A few years ago, we re-enacted the wealthy CEO scenario with tufted capuchin monkeys at the Yerkes National Primate Research Center, in Atlanta. Some monkeys played fat cat, while others played lowly clerk. Unfortunately, we couldn’t go nearly as far as American society, with CEO’s earning hundreds of times more than the average worker, but even small inequities proved effective.
Testing two monkeys at a time, we offered each a pebble, which they could return for a cucumber slice. Alternating between them, both monkeys happily bartered twenty-five times in a row. The atmosphere turned sour, however, as soon as we introduced inequity. One monkey would stay on cucumber, but its partner now received grapes, which monkeys like a whole lot better. Seeing their partner munching on juicy grapes, the disadvantaged monkey got agitated, hurling his pebbles out of the test chamber, and even those paltry cucumber slices. A food normally devoured with gusto had become distasteful.

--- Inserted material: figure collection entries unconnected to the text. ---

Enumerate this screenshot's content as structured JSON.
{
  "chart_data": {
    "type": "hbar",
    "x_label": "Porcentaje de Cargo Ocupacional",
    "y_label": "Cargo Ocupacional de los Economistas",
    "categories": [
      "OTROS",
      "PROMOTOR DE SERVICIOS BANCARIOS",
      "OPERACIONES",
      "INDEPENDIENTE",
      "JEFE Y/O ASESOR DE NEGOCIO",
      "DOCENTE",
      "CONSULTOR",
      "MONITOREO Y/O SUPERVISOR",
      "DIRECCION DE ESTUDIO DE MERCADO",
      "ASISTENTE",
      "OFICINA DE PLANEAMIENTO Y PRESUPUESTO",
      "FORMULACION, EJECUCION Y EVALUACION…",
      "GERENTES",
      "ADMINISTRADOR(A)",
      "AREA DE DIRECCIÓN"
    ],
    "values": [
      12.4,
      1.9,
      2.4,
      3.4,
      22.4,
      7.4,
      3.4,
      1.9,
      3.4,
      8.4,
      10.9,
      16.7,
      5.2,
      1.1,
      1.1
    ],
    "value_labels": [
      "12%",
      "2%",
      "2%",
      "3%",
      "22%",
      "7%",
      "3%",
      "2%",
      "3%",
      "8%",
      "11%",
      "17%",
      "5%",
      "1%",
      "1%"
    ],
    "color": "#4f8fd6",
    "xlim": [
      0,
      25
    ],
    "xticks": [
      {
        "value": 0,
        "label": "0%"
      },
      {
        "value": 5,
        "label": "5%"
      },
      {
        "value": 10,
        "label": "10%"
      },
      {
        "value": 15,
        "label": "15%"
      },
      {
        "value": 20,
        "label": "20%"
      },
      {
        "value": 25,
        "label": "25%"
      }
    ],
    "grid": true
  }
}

From this experiment and others like it, we believe in an inborn sense of fairness. But there is more: primate studies also tell us something about empathy and altruism. In contrast to inequity, which is on the rise in our society, empathy appears in decline. If the audience of a CNN/Tea Party debate can happily shout “Yeah!” at the suggestion that the lack of health insurance amounts to a death sentence, and if David Brooks in The New York Times can deny the moral value of empathy, it is time to watch your back. Societies that put duty and loyalty before compassion, as advocated by Brooks, have existed in the past, but several genocides later their model has lost appeal.
Experiments on empathy in our closest relatives, the apes, have shown that they voluntarily share food even if they can keep it all for themselves. They also will donate tools to those who need them or open a door so that another can access food that remains inaccessible to themselves. I watch expressions of empathy every day, such as when chimpanzees tenderly embrace and kiss those who have lost a fight, or when in a choice test they prefer rewards for everyone over rewards for just themselves. Given that the latest empathy research also includes dogs, elephants, and even rodents, the underlying brain circuitry is thought to be a mammalian universal, which would make it two-hundred million years old. This explains why empathy, at least with in-group members, is automatic and anything but fragile.
One of the most empathic presidents this country has ever known famously halted his carriage for a squealing pig mired in the mud, and dragged it out while soiling his good pants. This was Abraham Lincoln, who often mentioned the bonds of sympathy that held the nation together. He acknowledged that the decision to fight slavery was born from feelings for the plight of slaves. The memory of seeing slaves in the South shackled together with irons was a “continued torment” to him, he wrote a friend.
The sturdiest pillars of human morality are compassion and a sense of justice. That both may antedate our species should give pause to anyone proposing to ignore them. These tendencies may be inconvenient for the 1% who control the nation’s wealth, but the rest of us surely would like to honor our heritage as social animals.